John W. Campbell, 1910-1971, American SF editor and author.

Campbell was never much of a writer. He published his first story in 1920. His earliest work was clumsy pulp fiction, not much better than most SF in those years. With time, he improved slightly. (Or more than slightly, as ximenez observes below).

Campbell is best remembered as the editor of Astounding Science Fiction (renamed Analog in later years), where in the 1940s he "discovered", nurtured, and groomed most of the "Golden Age" generation of important SF writers like Robert A. Heinlein and A. E. van Vogt, along with a few insignificant "filler" writers like Isaac Asimov. Campbell found SF in a muddle of Vast Corruscating Energies and bug-eyed monsters, worked his will upon it, and left it as a medium that could support works like Dune and writers like Jack Vance and Avram Davidson. Vance and Davidson were not Cambpell protégés, nor could have been; Campbell knew what he liked, and what he liked was Man vs. The Universe (Man wins with a knockout in the last round) and whatnot1. Well, that stuff gets old. What matters is that he insisted on decent writing, plausible characterization, and science that wasn't entirely absurd. Campbell was one of the first to take science fiction seriously, and he demanded that his writers do the same. If they wouldn't, he found others who would. He did for SF something like what Ezra Pound did for the Moderns.
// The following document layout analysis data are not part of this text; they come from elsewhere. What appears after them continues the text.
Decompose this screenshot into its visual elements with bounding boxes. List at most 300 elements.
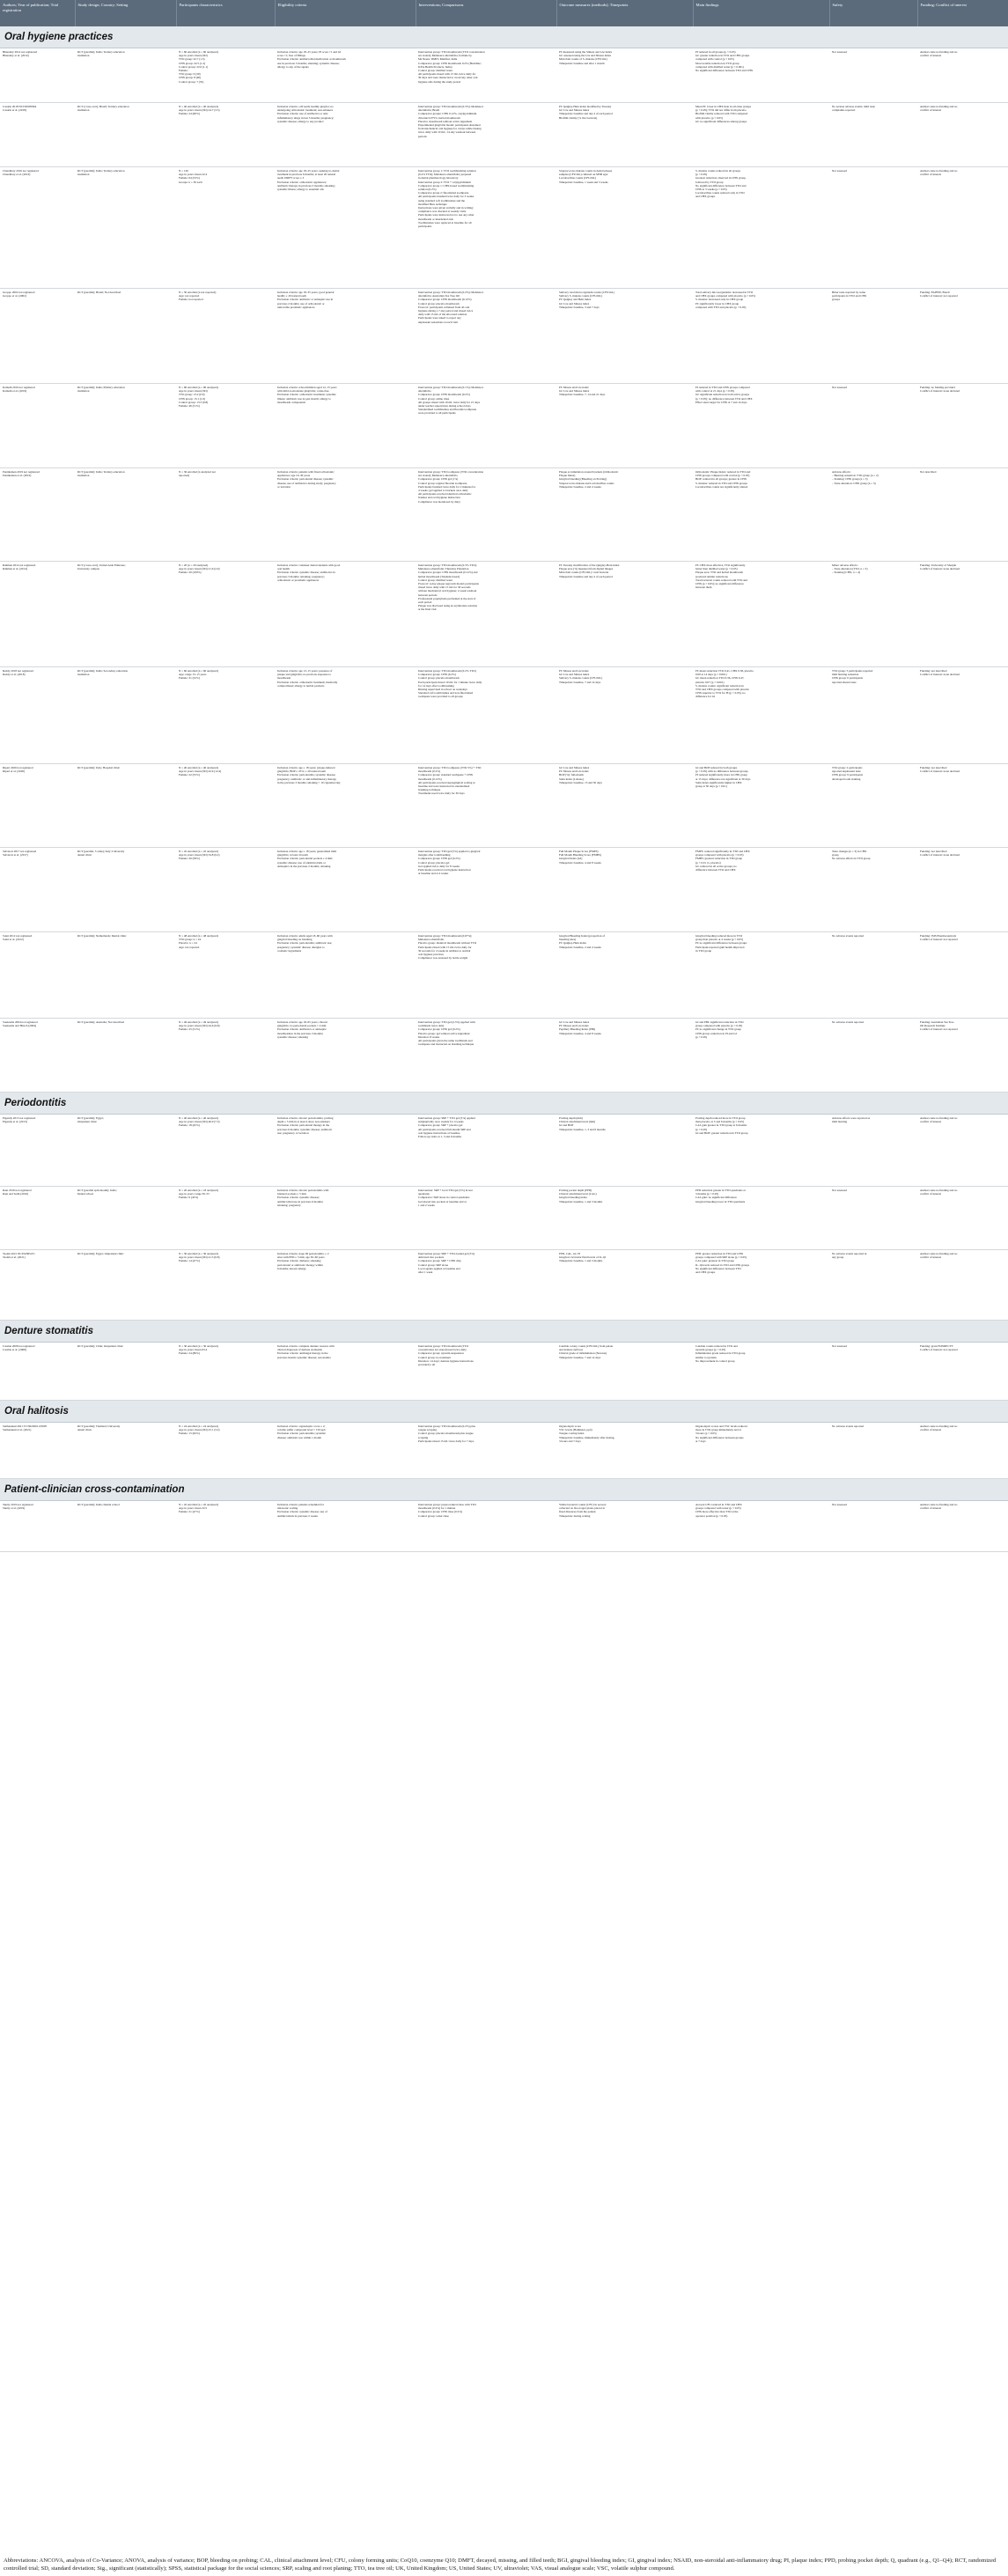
cell-line: oral health (277, 567, 291, 571)
cell-line: pregnancy; antibiotic or anti-inflammatory therapy (277, 776, 337, 781)
cell-line: Control group: saline rinse (418, 396, 450, 401)
cell-line: Funding: grant FONDECYT (920, 1344, 953, 1348)
cell-line: Female: 20 (100%) (179, 570, 202, 575)
section-heading-row (0, 1401, 1008, 1423)
cell-line: institution (77, 673, 90, 677)
cell-line: periodontal or antibiotic therapy within (277, 1262, 323, 1267)
cell-line: Female: 21 (47%) (179, 1510, 200, 1514)
table-cell (693, 848, 829, 932)
cell-line: Timepoints: baseline, 7, 14 and 21 days (559, 393, 606, 397)
section-heading-row (0, 1321, 1008, 1343)
cell-line: Control group: 7 (35) (179, 79, 204, 84)
cell-line: at 15 days; difference not significant at 30 days (695, 776, 751, 781)
cell-line: RCT (parallel); India; Primary education (77, 386, 125, 389)
cell-line: Participants rinsed with 15 mL twice daily for (418, 945, 472, 949)
cell-line: RCT (parallel, 3 arms); Italy; University (77, 850, 125, 853)
table-cell (176, 1250, 275, 1321)
cell-line: RCT (parallel); Egypt; Outpatient clinic (77, 1252, 124, 1255)
cell-line: compliance was checked at weekly visits (418, 210, 467, 214)
cell-line: Exclusion criteria: systemic disease; antibiotics in (277, 570, 335, 575)
table-body (0, 26, 1008, 1552)
cell-line: Authors state no funding and no (920, 105, 958, 108)
cell-line: Funding: not described (920, 669, 947, 673)
cell-line: Organoleptic scores and VSC levels reduced (695, 1424, 747, 1428)
column-header: Authors; Year of publication; Trial registration (0, 0, 75, 26)
cell-line: Participants rinsed 15 mL twice daily for 7 days (418, 1439, 475, 1443)
cell-line: Salivary total microorganism counts (CFU/mL) (559, 291, 614, 294)
cell-line: Intervention group: TTO mouthwash (0.2% TTO) (418, 669, 476, 673)
cell-line: group at 30 days (p < 0.01) (695, 784, 727, 789)
table-cell (556, 764, 693, 848)
cell-line: Age in years: mean (SD) 42.9 (12.4) (179, 769, 222, 774)
cell-line: plaque and gingivitis; no previous exposure to (277, 673, 331, 677)
table-cell (176, 1343, 275, 1401)
cell-line: CHX group: 9 participants (832, 773, 864, 777)
cell-line: Adverse effects were reported as (832, 1116, 871, 1120)
cell-line: PI: Quigley and Hein index (559, 298, 592, 302)
cell-line: Shetty 2019 not registered (3, 1503, 33, 1506)
cell-line: Conflict of interest: not reported (920, 1348, 958, 1352)
cell-line: Control group: 13.3 (0.8) (179, 400, 209, 404)
cell-line: All participants given the same toothbrush and (418, 1039, 473, 1043)
cell-line: Comparator group: CHX mouthwash (0.12%) (418, 298, 472, 302)
column-header: Interventions; Comparisons (416, 0, 556, 26)
table-cell (75, 764, 176, 848)
cell-line: between periods (418, 592, 438, 597)
table-cell (176, 932, 275, 1019)
table-cell (176, 1423, 275, 1479)
cell-line: concentration not stated) used twice daily (418, 1348, 467, 1352)
cell-line: Inclusion criteria: organoleptic score ≥ 2; (277, 1424, 326, 1428)
cell-line: PI: Quigley-Hein index modified by Turesky (559, 105, 612, 108)
table-cell (829, 667, 917, 764)
cell-line: in the previous 3 months; smoking > 10 cigarettes/day (277, 780, 341, 784)
cell-line: difference for GI (695, 695, 716, 699)
table-cell (275, 1019, 416, 1093)
cell-line: Ripari et al. (2020) (3, 769, 26, 774)
table-cell (693, 562, 829, 667)
cell-line: systemic disease; allergy to any product (277, 119, 324, 123)
cell-line: ultrasonic scaling (277, 1506, 298, 1511)
cell-line: Compliance was assessed by bottle weight (418, 956, 468, 960)
cell-line: – Taste alteration (TTO, n = 3) (832, 567, 868, 571)
cell-line: N = 20 (n = 20 analyzed) (179, 563, 209, 567)
cell-line: Plaque area (%) measured from digital images (559, 567, 614, 571)
cell-line: Exclusion criteria: use of antibiotics or anti- (277, 112, 329, 116)
table-cell (829, 562, 917, 667)
cell-line: Greatest reduction observed in CHX group, (695, 176, 747, 180)
cell-line: RCT (parallel); Thailand; University (77, 1424, 121, 1428)
table-cell (829, 468, 917, 562)
cell-line: conflict of interest (920, 54, 942, 58)
cell-line: without mechanical oral hygiene; 2-week washout (418, 589, 477, 593)
table-cell (556, 1019, 693, 1093)
cell-line: RCT (parallel); India; Tertiary education (77, 470, 125, 474)
cell-line: Plaque was disclosed using an erythrosine solution (418, 604, 478, 608)
cell-line: institution (77, 54, 90, 58)
cell-line: No adverse effects in TTO group (832, 857, 871, 861)
cell-line: GI: significant reduction in both active groups (695, 393, 749, 397)
cell-line: Total bacterial counts reduced with TTO and (695, 578, 747, 582)
table-cell (917, 48, 1008, 103)
cell-line: Chaudhary et al. (2016) (3, 173, 31, 177)
cell-line: CHX group: 6 participants (832, 676, 864, 681)
cell-line: Organoleptic score (559, 1424, 581, 1428)
table-cell (917, 103, 1008, 167)
cell-line: Female: 15 (62%) (179, 1432, 200, 1436)
cell-line: compared with distilled water (p < 0.001) (695, 64, 744, 69)
cell-line: samples (CFU/mL) cultured on MSB agar (559, 173, 608, 177)
cell-line: cosmetic ingredients (277, 948, 302, 953)
cell-line: Age in years: mean (SD) 34.8 (9.2) (179, 853, 220, 857)
table-cell (556, 1343, 693, 1401)
cell-line: TTO group: 2 participants (832, 766, 863, 769)
table-cell (0, 764, 75, 848)
cell-line: Intervention group: TTO mouthwash (0.67%); (418, 934, 473, 938)
cell-line: institution (77, 173, 90, 177)
cell-line: Inclusion criteria: chronic periodontitis; probing (277, 1116, 334, 1120)
table-cell (176, 167, 275, 289)
cell-line: CHX superior to TTO for PI (p < 0.05); no (695, 691, 746, 696)
cell-line: Female: (179, 69, 188, 73)
cell-line: Biofilm vitality (% live bacteria) (559, 115, 598, 120)
cell-line: Exclusion criteria: antibiotic or antiseptic use in (277, 298, 334, 302)
cell-line: twice daily with 10 mL; 14-day washout between (418, 130, 476, 135)
table-cell (75, 1187, 176, 1250)
cell-line: PI: measured using the Silness and Löe index (559, 50, 612, 54)
table-cell (0, 1187, 75, 1250)
cell-line: compared with TTO and placebo (p < 0.05) (695, 305, 747, 309)
cell-line: PI: CHX most effective; TTO significantly (695, 563, 746, 567)
table-cell (917, 1019, 1008, 1093)
cell-line: Exclusion criteria: diabetes; smoking; (277, 1259, 321, 1263)
table-cell (917, 848, 1008, 932)
cell-line: PPD reduction greater in TTO quadrants at (695, 1189, 746, 1192)
cell-line: Timepoints: baseline and day 4 of each period (559, 574, 613, 578)
cell-line: Raut and Sethi (2016) (3, 1192, 29, 1196)
cell-line: clinical diagnosis of denture stomatitis (277, 1348, 322, 1352)
cell-line: Intervention group: TTO mouthwash (TTO concentration (418, 50, 485, 54)
cell-line: and CHX groups compared with placebo (p < 0.05) (695, 294, 755, 298)
section-title: Periodontitis (0, 1093, 1008, 1115)
table-cell (693, 1019, 829, 1093)
cell-line: Gel placed into pockets at baseline and at (418, 1199, 467, 1203)
table-cell (556, 667, 693, 764)
cell-line: Age in years: mean (SD) 24.7 (3.5) (179, 108, 220, 113)
cell-line: (0.2% TTO); Melaleuca alternifolia; prepared (418, 173, 472, 177)
cell-line: Rinsing supervised in school on weekdays (418, 688, 467, 692)
cell-line: reported unpleasant taste (832, 769, 861, 774)
cell-line: Not assessed (832, 50, 847, 54)
cell-line: Compliance was monitored by diary (418, 499, 460, 504)
cell-line: N = 120 (179, 169, 188, 173)
cell-line: Timepoints: baseline, 3 and 7 days (559, 305, 600, 309)
table-cell (275, 764, 416, 848)
cell-line: Intervention group: SRP + TTO-loaded gel (5%) (418, 1252, 475, 1255)
cell-line: Ripari 2020 not registered (3, 766, 33, 769)
table-cell (693, 103, 829, 167)
cell-line: Soukoulis and Hirsch (2004) (3, 1024, 37, 1028)
cell-line: Probing depth reduced more in TTO group (695, 1116, 746, 1120)
cell-line: conflict of interest (920, 173, 942, 177)
table-cell (176, 468, 275, 562)
table-cell (416, 1250, 556, 1321)
cell-line: Age in years: mean (SD) 21.6 (2.0) (179, 567, 220, 571)
cell-line: Female: 9 (45%) (179, 1196, 199, 1200)
cell-line: in dental pharmacology laboratory (418, 176, 459, 180)
cell-line: N = 20 enrolled (n = 18 analyzed) (179, 1189, 218, 1192)
table-row (0, 932, 1008, 1019)
cell-line: hygiene during a 7-day period and rinsed twice (418, 309, 474, 313)
cell-line: Female: 31 (52%) (179, 676, 200, 681)
cell-line: reported altered taste (832, 680, 857, 684)
cell-line: PI reduced in all groups (p < 0.05) (695, 50, 736, 54)
cell-line: Female: 46 (51%) (179, 404, 200, 408)
cell-line: (p < 0.05); TTO did not differ from placebo (695, 108, 747, 113)
cell-line: Female: 18 (45%) (179, 1123, 200, 1128)
cell-line: Outpatient clinic (77, 1120, 98, 1124)
table-cell (556, 562, 693, 667)
cell-line: from mechanical oral hygiene for 4 days while rinsing (418, 127, 482, 131)
cell-line: Comparator group: CHX mouthwash 0.2% (Hexidine; (418, 61, 482, 65)
cell-line: CHX groups compared with control (p < 0.05) (695, 474, 750, 478)
cell-line: Casarin 2018 NCT02905994 (3, 105, 37, 108)
cell-line: unpleasant sensations at each visit (418, 320, 459, 324)
cell-line: Comparator group: CHX gel (0.2%) (418, 1027, 460, 1032)
cell-line: No significant difference between TTO (695, 1266, 741, 1270)
cell-line: PI: no significant difference between groups (695, 941, 747, 946)
cell-line: Authors state no funding and no (920, 1116, 958, 1120)
cell-line: Control group: placebo gel (418, 860, 450, 865)
column-header: Study design; Country; Setting (75, 0, 176, 26)
cell-line: mild burning (832, 1120, 848, 1124)
table-cell (693, 289, 829, 384)
cell-line: use in previous 3 months; smoking; systemic disease; (277, 61, 340, 65)
cell-line: Exclusion criteria: orthodontic treatment; systemic (277, 393, 336, 397)
cell-line: N = 48 enrolled (n = 48 analyzed) (179, 934, 218, 938)
section-title: Oral halitosis (0, 1401, 1008, 1423)
cell-line: placebo 0.07 (p < 0.001) (695, 680, 725, 684)
cell-line: Inclusion criteria: chronic periodontitis with (277, 1189, 329, 1192)
table-cell (917, 1501, 1008, 1552)
cell-line: Microbial counts of S. mutans (CFU/mL) (559, 57, 607, 62)
cell-line: Inclusion criteria: age ≥ 18 years; plaque-induced (277, 766, 335, 769)
cell-line: periods (418, 134, 427, 138)
cell-line: Female: 24 (60%) (179, 112, 200, 116)
table-cell (176, 48, 275, 103)
cell-line: inflammatory drugs in last 3 months; pregnancy; (277, 115, 335, 120)
cell-line: Funding: not described (920, 766, 947, 769)
cell-line: Female: not reported (179, 298, 203, 302)
cell-line: GI: mean reduction TTO 0.36, CHX 0.47, (695, 676, 745, 681)
cell-line: (p < 0.05) (695, 173, 708, 177)
cell-line: Bhandary 2014 not registered (3, 50, 38, 54)
cell-line: toothbrush twice daily (418, 1024, 445, 1028)
cell-line: oral hygiene instructions at baseline (418, 1130, 460, 1135)
cell-line: Authors state no funding and no (920, 1503, 958, 1506)
cell-line: PI: Silness and Löe index (559, 669, 589, 673)
cell-line: S. mutans: decreased only in CHX group (695, 298, 744, 302)
table-cell (829, 1343, 917, 1401)
table-cell (556, 1187, 693, 1250)
table-cell (75, 103, 176, 167)
cell-line: Orthodontic Plaque Index: reduced in TTO and (695, 470, 751, 474)
cell-line: with control at 21 days (p < 0.05) (695, 389, 735, 394)
table-cell (556, 48, 693, 103)
cell-line: 0.09 at 14 days (p < 0.001) (695, 673, 727, 677)
cell-line: Female: 25 (51%) (179, 1027, 200, 1032)
cell-line: GI and PBI: significant reduction in TTO (695, 1020, 744, 1024)
cell-line: Chaudhary 2016 not registered (3, 169, 39, 173)
cell-line: conflict of interest (920, 1120, 942, 1124)
cell-line: Inclusion criteria: schoolchildren aged 12–15 years (277, 386, 337, 389)
cell-line: Comparator group: CHX gel (0.2%) (418, 857, 460, 861)
table-cell (0, 1501, 75, 1552)
cell-line: No serious adverse events; mild taste (832, 105, 875, 108)
cell-line: for 14 days after toothbrushing (418, 683, 454, 688)
cell-line: N = 90 enrolled (n = 90 analyzed) (179, 386, 218, 389)
table-cell (829, 764, 917, 848)
table-cell (275, 562, 416, 667)
cell-line: herbal mouthwash (Triphala-based) (418, 574, 460, 578)
cell-line: Intervention group: TTO mouthwash (0.3%); Melaleuca (418, 105, 484, 108)
cell-line: conflict of interest (920, 108, 942, 113)
table-cell (416, 103, 556, 167)
cell-line: Inclusion criteria: complete denture wearers with (277, 1344, 335, 1348)
cell-line: All groups rinsed with 10 mL twice daily for 21 days (418, 400, 481, 404)
cell-line: mild burning sensation (832, 673, 859, 677)
table-cell (75, 1423, 176, 1479)
cell-line: Intervention group: TTO mouthwash (0.2%) plus (418, 1424, 475, 1428)
cell-line: Raut 2016 not registered (3, 1189, 32, 1192)
table-cell (275, 1501, 416, 1552)
cell-line: Funding: FAPESP, Brazil (920, 291, 950, 294)
cell-line: University campus (77, 567, 99, 571)
cell-line: All participants rinsed with 15 mL twice daily for (418, 72, 476, 77)
table-cell (829, 848, 917, 932)
cell-line: conflict of interest (920, 1506, 942, 1511)
table-cell (416, 1187, 556, 1250)
cell-line: mouthwash or interdental aids (418, 217, 453, 221)
cell-line: Inclusion criteria: volunteer dental students with good (277, 563, 341, 567)
table-row (0, 1423, 1008, 1479)
table-cell (0, 562, 75, 667)
cell-line: Age: not reported (179, 294, 200, 298)
cell-line: Timepoints: baseline, immediately after rinsing, (559, 1435, 615, 1439)
cell-line: Gingival bleeding (Bleeding on Probing) (559, 477, 607, 482)
cell-line: Control group: distilled water (418, 578, 453, 582)
cell-line: Salivary S. mutans counts (CFU/mL) (559, 676, 603, 681)
column-header: Main findings (693, 0, 829, 26)
cell-line: Protocol: 4-day plaque regrowth model; participants (418, 582, 479, 586)
cell-line: Salivary S. mutans counts (CFU/mL) (559, 294, 603, 298)
cell-line: GI and BOP reduced in both groups (695, 766, 738, 769)
cell-line: Lactobacillus counts not significantly altered (695, 484, 748, 489)
table-cell (176, 562, 275, 667)
table-cell (176, 667, 275, 764)
table-cell (275, 1423, 416, 1479)
cell-line: Catalan 2008 not registered (3, 1344, 35, 1348)
table-cell (275, 468, 416, 562)
cell-line: Inclusion criteria: adults aged 18–60 years with (277, 934, 333, 938)
cell-line: Control group: water rinse (418, 1513, 449, 1518)
cell-line: TTO and CHX groups compared with placebo (695, 688, 750, 692)
cell-line: any group (832, 1255, 844, 1260)
cell-line: Duration: 14 days; denture hygiene instructions (418, 1358, 474, 1363)
cell-line: Female: 26 (58%) (179, 857, 200, 861)
table-cell (75, 384, 176, 468)
cell-line: Inclusion criteria: age 18–25 years; seeking no dental (277, 169, 340, 173)
cell-line: Funding: University of Sharjah (920, 563, 957, 567)
table-cell (693, 167, 829, 289)
column-header: Funding; Conflict of interest (917, 0, 1008, 26)
table-cell (829, 1250, 917, 1321)
table-cell (693, 932, 829, 1019)
cell-line: RCT (parallel); India; Tertiary education (77, 169, 125, 173)
cell-line: No improvement in control group (695, 1358, 735, 1363)
cell-line: N = 40 enrolled (n = 40 analyzed) (179, 766, 218, 769)
cell-line: followed by TTO group (695, 180, 724, 184)
cell-line: use; pregnancy or lactation (277, 1130, 309, 1135)
cell-line: Conflict of interest: none declared (920, 389, 960, 394)
cell-line: FMPS: reduced significantly in TTO and CHX (695, 850, 750, 853)
cell-line: N = 30 enrolled (n = 30 analyzed) (179, 1344, 218, 1348)
cell-line: RCT (cross-over); Brazil; Tertiary education (77, 105, 129, 108)
cell-line: Timepoints: baseline, 2 and 4 weeks (559, 945, 601, 949)
cell-line: Satthanakul 2021 TCTR20201125005 (3, 1424, 48, 1428)
table-cell (0, 848, 75, 932)
cell-line: participants in TTO and CHX (832, 294, 867, 298)
table-cell (556, 1250, 693, 1321)
cell-line: Gingival crevicular fluid levels of IL-1β (559, 1255, 607, 1260)
table-cell (275, 384, 416, 468)
cell-line: not stated); Melaleuca alternifolia; formula by (418, 54, 472, 58)
cell-line: Stain index (Lobene) (559, 776, 584, 781)
table-cell (275, 289, 416, 384)
table-cell (0, 103, 75, 167)
cell-line: Intervention group: TTO mouthwash (0.1%); Melaleuca (418, 386, 484, 389)
table-cell (0, 1343, 75, 1401)
cell-line: Inclusion criteria: patients with fixed orthodontic (277, 470, 335, 474)
cell-line: Reddy et al. (2018) (3, 673, 26, 677)
table-cell (556, 384, 693, 468)
table-cell (829, 384, 917, 468)
table-cell (0, 1250, 75, 1321)
cell-line: Comparator group: CHX rinse (0.2%) (418, 1510, 463, 1514)
cell-line: with mild-to-moderate gingivitis; caries-free (277, 389, 329, 394)
cell-line: disease; antibiotic use within 1 month (277, 1435, 321, 1439)
cell-line: PI: no significant change in TTO group (695, 1027, 741, 1032)
cell-line: Shetty et al. (2019) (3, 1506, 26, 1511)
cell-line: GI: Löe and Silness index (559, 1020, 590, 1024)
cell-line: S. mutans counts: significant reduction in (695, 683, 744, 688)
table-cell (416, 1423, 556, 1479)
cell-line: between them (695, 585, 712, 590)
cell-line: PI: Quigley-Hein index (559, 941, 586, 946)
table-cell (176, 1115, 275, 1187)
cell-line: Conflict of interest: not reported (920, 1027, 958, 1032)
cell-line: Melaleuca alternifolia (418, 938, 445, 942)
cell-line: Exclusion criteria: periodontitis; systemic (277, 1432, 327, 1436)
cell-line: Intervention group: TTO gel (2.5%) applied with (418, 1020, 475, 1024)
cell-line: margins after toothbrushing (418, 853, 451, 857)
cell-line: gingival bleeding on brushing (277, 938, 313, 942)
table-cell (693, 1187, 829, 1250)
cell-line: Aerosol CFU reduced in TTO and CHX (695, 1503, 742, 1506)
cell-line: Participant-reported gum health improved (695, 945, 745, 949)
cell-line: CHX more effective than TTO at the (695, 1510, 739, 1514)
cell-line: Rahman 2014 not registered (3, 563, 36, 567)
In 1938, Campbell wrote Who Goes There?, a, uh, competent novella which was later rendered into film in The Thing, starring Kurt Russell. The Thing is notable only in that it's less of an atrocity than most "SF" movies. It's no more faithful to the novel than you'd expect, which is to say no more than it should be.

Robert A. Heinlein's The Sixth Column is based on a plot provided by Cambpell.


1 Well, Vance wasn't always so far off thematically, but something about him just doesn't fit . . .


ximenez: As it happens, I've got Before the Golden Age at home, and I even read it, but none of it seems to have stuck in my mind -- which supports your assertion very nicely :) I hadn't known "Nightfall" was from a Campbell idea; that's one of the very few Asimov things I've ever liked.

As for "geek culture", such as it is, the word "geek" defined itself out from under me when it became a youth-culture marketing phenomenon aimed at juvenile illiterates obsessed with comic books, tedious kiddie cartoons, and cheap television shows, who write HTML "code" and trivial Perl scripts when they want to get really technical. Rant, rant . . .


Gamaliel: Carpenter's is the version of The Thing I refer to above -- I love that movie! Of course, I haven't seen the 1951 version, but it's hard for me to imagine how it could be any better. 'Course, all I care about in movies is special effects. YMMV, clearly.